Describe customer journeys
A customer journey is a path a customer takes while interacting with your organization's marketing process. The goal of a completed journey is to generate revenue.
For example, a simple customer journey might look like this:
A potential customer opens a marketing email they received from Contoso Coffee.
The email includes multiple links the customer can click on to learn more about the different Contoso products highlighted in the email.
They're directed to a marketing page related to that product, based on the link they select.
The customer indicates they would like some additional information about the product they selected while they're on the marketing page.
The customer is sent targeted marketing materials, based on the request. A task is assigned to a Contoso Coffee sales associate to follow up with potential customers within a day or two, aiming to convert them into revenue.
Dynamics 365 Customer Insights - Journeys lets you create powerful customer journeys tailored to the products you're marketing and the objectives of your campaign. You can easily visualize and automate the journey customers take while interacting with your sales and marketing processes. From emails and task assignments to business workflows, decision points, and internal action items, journeys can be customized based on customer needs and preferences.
With customer journeys, you can:
Engage customers in real time
- With trigger-based customer journeys using email, text message, or push notification channels, organizations can trigger customer journeys in real time, pick the right channel for each individual, and react to customer-led actions in the moments that matter.
Win customers and earn loyalty faster
- Working across all customer touchpoints, real-time customer journeys are truly an end-to-end experience.
Personalize customer experiences with AI
- Turn insights into relevant action with AI-driven recommendations for content, channels, and analytics.
- Customer Insights - Data segment and profile integration allows organizations to seamlessly leverage the deep customer understanding in Customer Insights - Data.
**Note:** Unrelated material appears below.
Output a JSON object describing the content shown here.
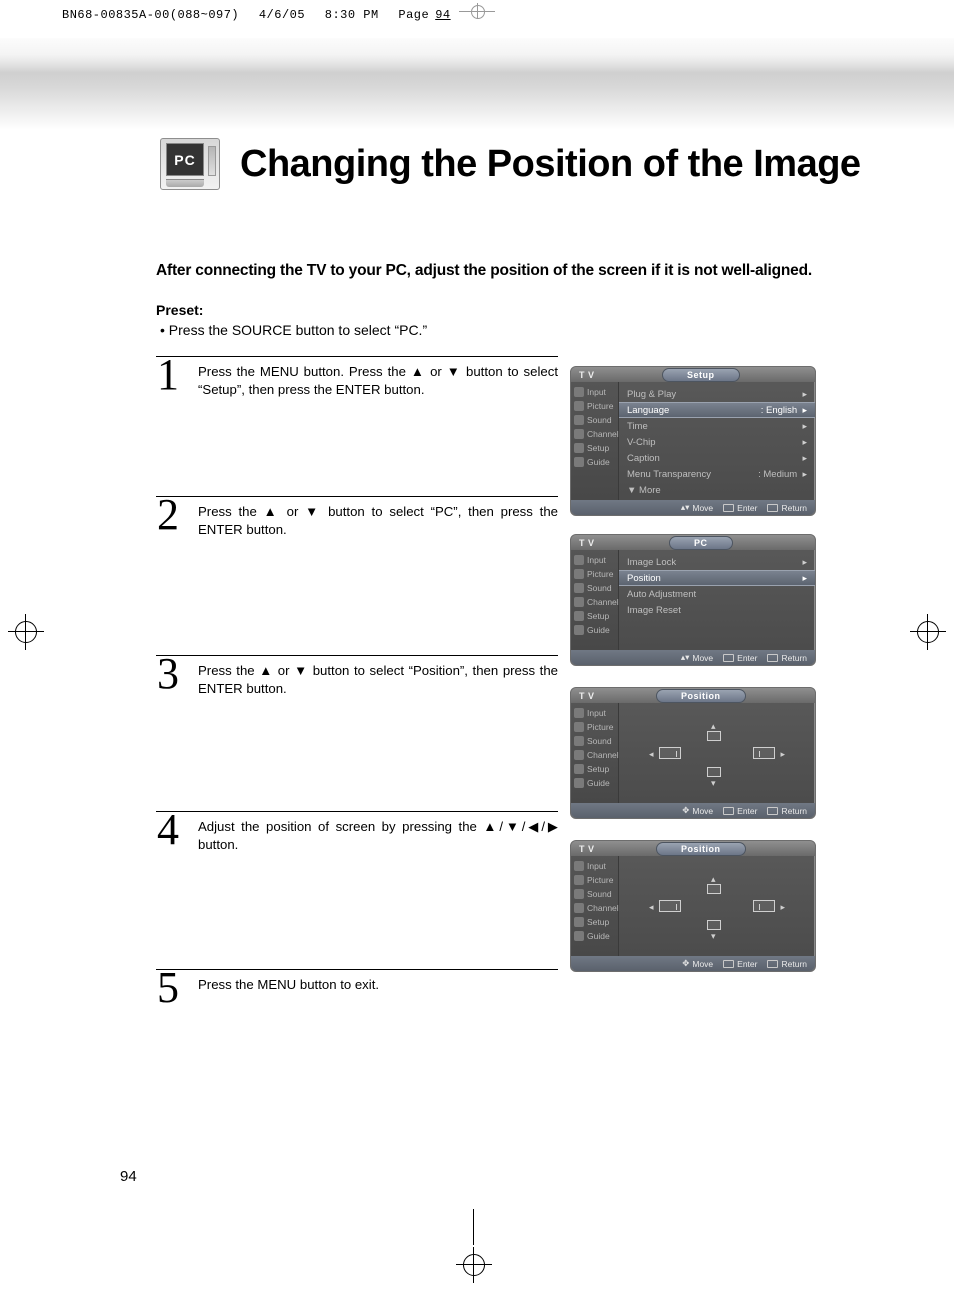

Grow with a unified, adaptable platform
- Easily customize and connect with tools you already use.
- Efficiently manage compliance requirements and accessibility guidelines.
To get started, a basic customer journey needs at least two pieces of information:
Customers to target: You should have a segment containing the contacts to whom you want to send your email.
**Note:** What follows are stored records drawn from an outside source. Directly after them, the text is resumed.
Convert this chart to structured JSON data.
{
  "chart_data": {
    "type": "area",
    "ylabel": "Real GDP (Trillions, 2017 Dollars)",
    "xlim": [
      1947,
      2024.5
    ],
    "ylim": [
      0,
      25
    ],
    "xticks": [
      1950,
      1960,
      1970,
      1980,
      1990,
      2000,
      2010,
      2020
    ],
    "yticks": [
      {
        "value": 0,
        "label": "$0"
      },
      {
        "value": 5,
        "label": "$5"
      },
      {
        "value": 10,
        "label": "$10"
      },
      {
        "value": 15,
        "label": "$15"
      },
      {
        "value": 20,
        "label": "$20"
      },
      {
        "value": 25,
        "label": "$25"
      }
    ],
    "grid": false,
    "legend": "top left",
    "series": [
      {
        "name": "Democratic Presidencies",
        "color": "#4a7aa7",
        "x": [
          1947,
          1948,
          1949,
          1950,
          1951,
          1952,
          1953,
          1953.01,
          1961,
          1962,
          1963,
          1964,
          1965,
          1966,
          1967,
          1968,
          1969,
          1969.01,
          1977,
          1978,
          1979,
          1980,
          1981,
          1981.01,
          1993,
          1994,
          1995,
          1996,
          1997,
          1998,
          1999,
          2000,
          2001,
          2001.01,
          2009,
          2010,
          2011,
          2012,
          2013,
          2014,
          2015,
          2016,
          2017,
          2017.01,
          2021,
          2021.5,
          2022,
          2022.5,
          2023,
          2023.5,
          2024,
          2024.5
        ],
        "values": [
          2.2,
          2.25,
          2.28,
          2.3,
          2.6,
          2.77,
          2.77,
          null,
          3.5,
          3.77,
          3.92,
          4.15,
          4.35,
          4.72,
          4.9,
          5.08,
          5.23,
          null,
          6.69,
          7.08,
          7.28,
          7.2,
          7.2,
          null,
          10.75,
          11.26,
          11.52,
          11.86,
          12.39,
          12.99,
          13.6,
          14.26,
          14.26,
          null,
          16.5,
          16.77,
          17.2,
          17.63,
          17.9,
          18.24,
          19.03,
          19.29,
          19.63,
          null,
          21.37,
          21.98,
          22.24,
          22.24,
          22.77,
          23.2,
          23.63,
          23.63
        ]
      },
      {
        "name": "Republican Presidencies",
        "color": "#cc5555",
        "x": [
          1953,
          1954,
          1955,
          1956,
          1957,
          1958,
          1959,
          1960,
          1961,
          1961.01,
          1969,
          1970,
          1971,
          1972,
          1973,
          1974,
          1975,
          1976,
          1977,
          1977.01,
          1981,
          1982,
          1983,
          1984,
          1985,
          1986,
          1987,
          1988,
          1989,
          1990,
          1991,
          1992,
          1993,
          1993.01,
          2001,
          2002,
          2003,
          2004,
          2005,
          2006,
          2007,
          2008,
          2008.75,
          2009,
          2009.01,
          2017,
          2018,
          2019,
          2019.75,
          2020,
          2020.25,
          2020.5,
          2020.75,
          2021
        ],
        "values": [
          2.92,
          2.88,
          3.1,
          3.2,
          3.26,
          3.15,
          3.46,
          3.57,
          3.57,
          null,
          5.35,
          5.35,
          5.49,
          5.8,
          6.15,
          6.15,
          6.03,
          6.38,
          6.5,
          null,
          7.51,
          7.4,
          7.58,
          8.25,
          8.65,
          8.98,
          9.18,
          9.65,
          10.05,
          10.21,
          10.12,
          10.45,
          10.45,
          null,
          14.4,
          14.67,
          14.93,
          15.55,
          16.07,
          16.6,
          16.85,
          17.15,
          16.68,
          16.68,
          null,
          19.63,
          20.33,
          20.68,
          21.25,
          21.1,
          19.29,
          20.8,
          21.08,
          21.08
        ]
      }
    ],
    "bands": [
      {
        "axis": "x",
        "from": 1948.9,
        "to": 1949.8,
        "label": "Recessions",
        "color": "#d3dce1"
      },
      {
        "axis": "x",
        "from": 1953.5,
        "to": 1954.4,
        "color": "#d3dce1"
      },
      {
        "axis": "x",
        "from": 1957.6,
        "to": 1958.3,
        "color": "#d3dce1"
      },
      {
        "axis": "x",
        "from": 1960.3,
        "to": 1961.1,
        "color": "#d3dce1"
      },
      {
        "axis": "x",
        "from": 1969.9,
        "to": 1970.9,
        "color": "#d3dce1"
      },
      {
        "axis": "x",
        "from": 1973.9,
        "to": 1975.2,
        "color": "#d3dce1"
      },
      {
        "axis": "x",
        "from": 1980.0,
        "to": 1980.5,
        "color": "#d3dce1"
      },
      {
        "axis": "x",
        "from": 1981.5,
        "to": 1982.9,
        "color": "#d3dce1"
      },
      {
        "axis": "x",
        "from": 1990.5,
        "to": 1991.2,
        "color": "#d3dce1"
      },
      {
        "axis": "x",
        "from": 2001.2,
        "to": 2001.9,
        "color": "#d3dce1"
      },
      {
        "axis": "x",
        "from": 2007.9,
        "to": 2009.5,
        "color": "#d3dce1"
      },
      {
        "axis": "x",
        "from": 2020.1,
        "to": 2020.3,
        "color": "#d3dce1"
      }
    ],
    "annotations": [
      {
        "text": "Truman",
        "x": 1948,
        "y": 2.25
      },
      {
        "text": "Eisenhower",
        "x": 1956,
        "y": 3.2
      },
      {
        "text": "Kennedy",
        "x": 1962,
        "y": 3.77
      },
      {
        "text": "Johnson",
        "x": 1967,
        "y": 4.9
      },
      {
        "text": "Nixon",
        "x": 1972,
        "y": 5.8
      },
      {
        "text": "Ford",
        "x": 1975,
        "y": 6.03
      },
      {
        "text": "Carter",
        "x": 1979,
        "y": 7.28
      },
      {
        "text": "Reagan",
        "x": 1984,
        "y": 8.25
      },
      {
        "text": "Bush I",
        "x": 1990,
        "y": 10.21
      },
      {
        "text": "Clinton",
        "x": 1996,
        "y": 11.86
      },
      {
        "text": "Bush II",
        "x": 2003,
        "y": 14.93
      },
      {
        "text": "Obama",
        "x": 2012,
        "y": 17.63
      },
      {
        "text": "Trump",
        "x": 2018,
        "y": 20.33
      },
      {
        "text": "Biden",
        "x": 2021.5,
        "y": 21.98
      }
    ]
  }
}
Marketing activities: You should include a marketing email that is both valid and live.
Depending on your desired complexity and specific goals, a customer journey can include various elements to guide engaged customers. These are represented in the journey’s visual designer as tiles.
Trigger-based journeys
Triggers represent actions taken by a customer such as a whitepaper download, a form submitted, or a Wi-Fi sign-up. They can also represent significant business events, such as a purchase that shipped or completion of an enrollment process. Trigger-based journeys are effective because they represent the ability to perform more targeted marketing based on customer related interactions and events.
Real-time marketing offers three types of triggers in the triggers catalog:
Custom triggers: These are triggers defined by real-time marketing users. They provide a flexible way to capture any customer action or significant business event.
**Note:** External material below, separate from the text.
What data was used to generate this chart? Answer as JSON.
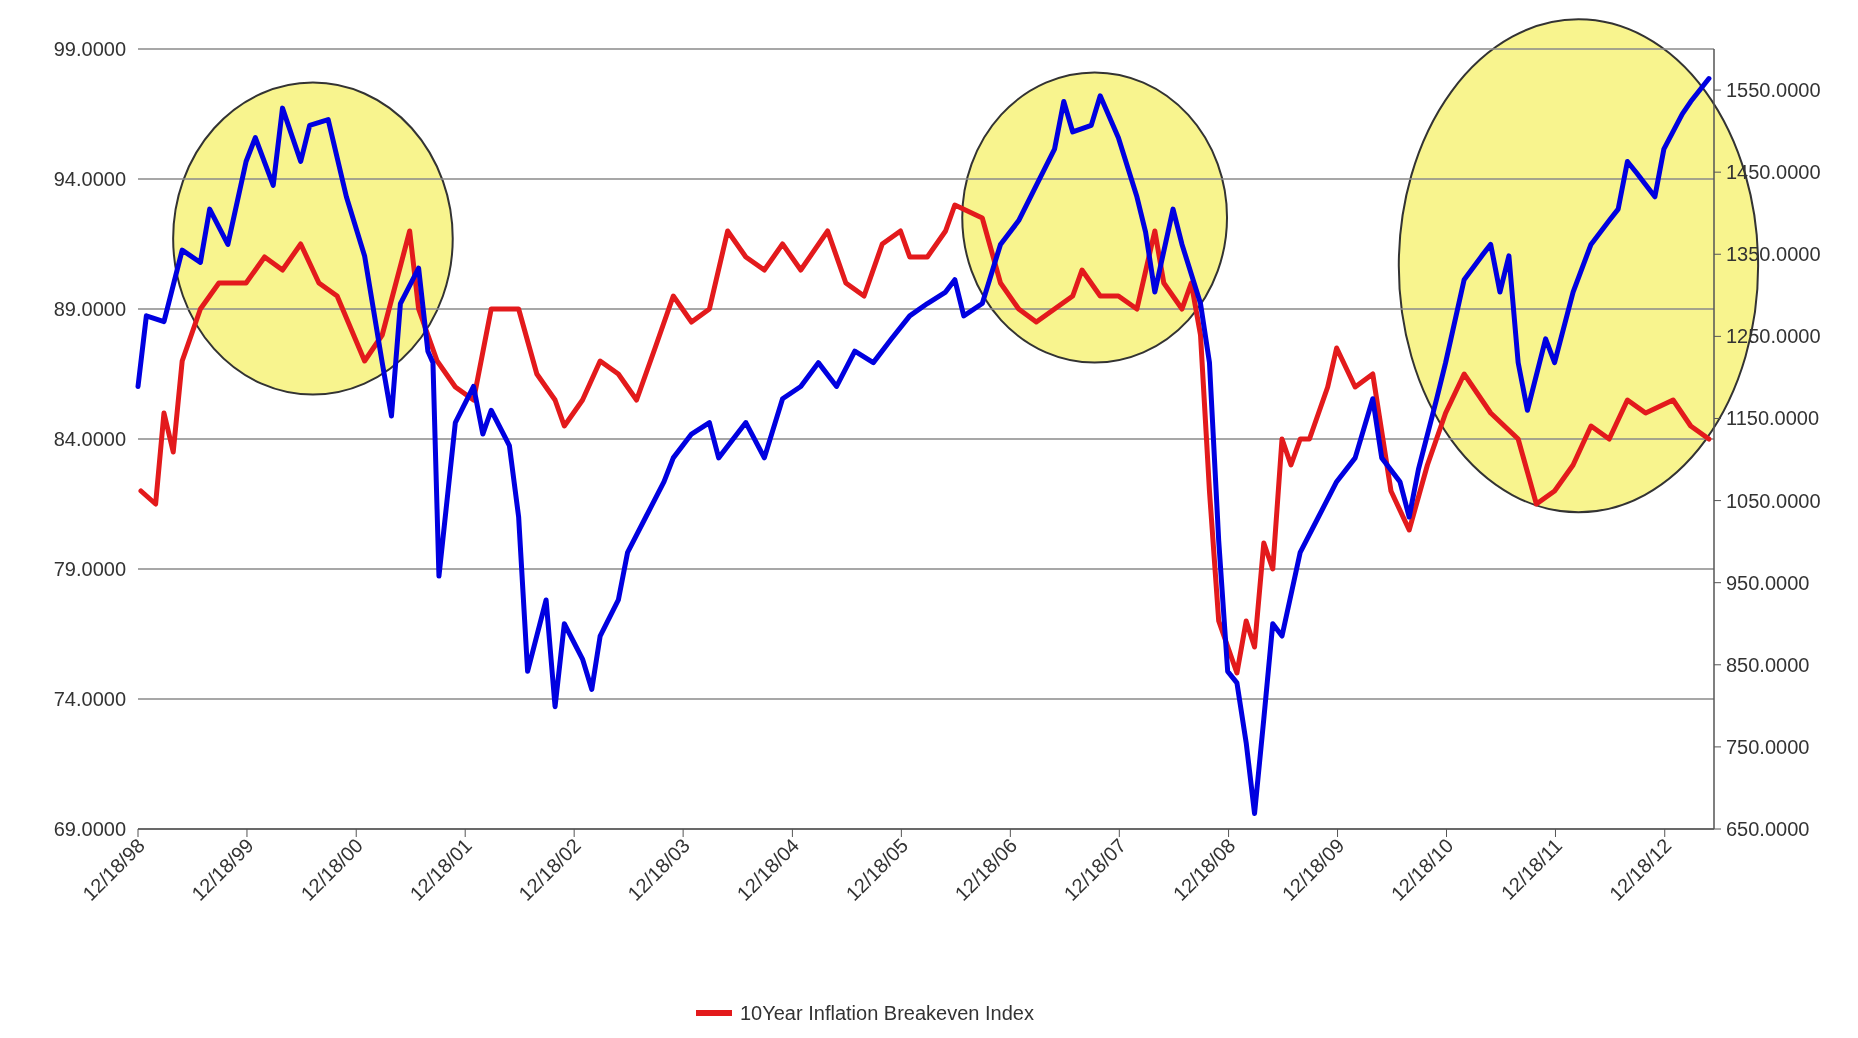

Interaction triggers: These triggers are customer interactions with journey elements such as email, text message, and push channels. They don’t start or stop journeys. They're used within a journey and represent a logical continuation of a preceding step. When a journey sends an email, triggers like Email delivered, Email bounced, or Email opened become available to journey authors, helping them decide the next steps.
Business triggers: These triggers represent changes in Dynamics 365 applications such as Sales or Service. These changes can reflect either the creation of a new record or an update to an existing one. A business trigger occurs when a contact is created or when an email address, phone number, or physical address is updated.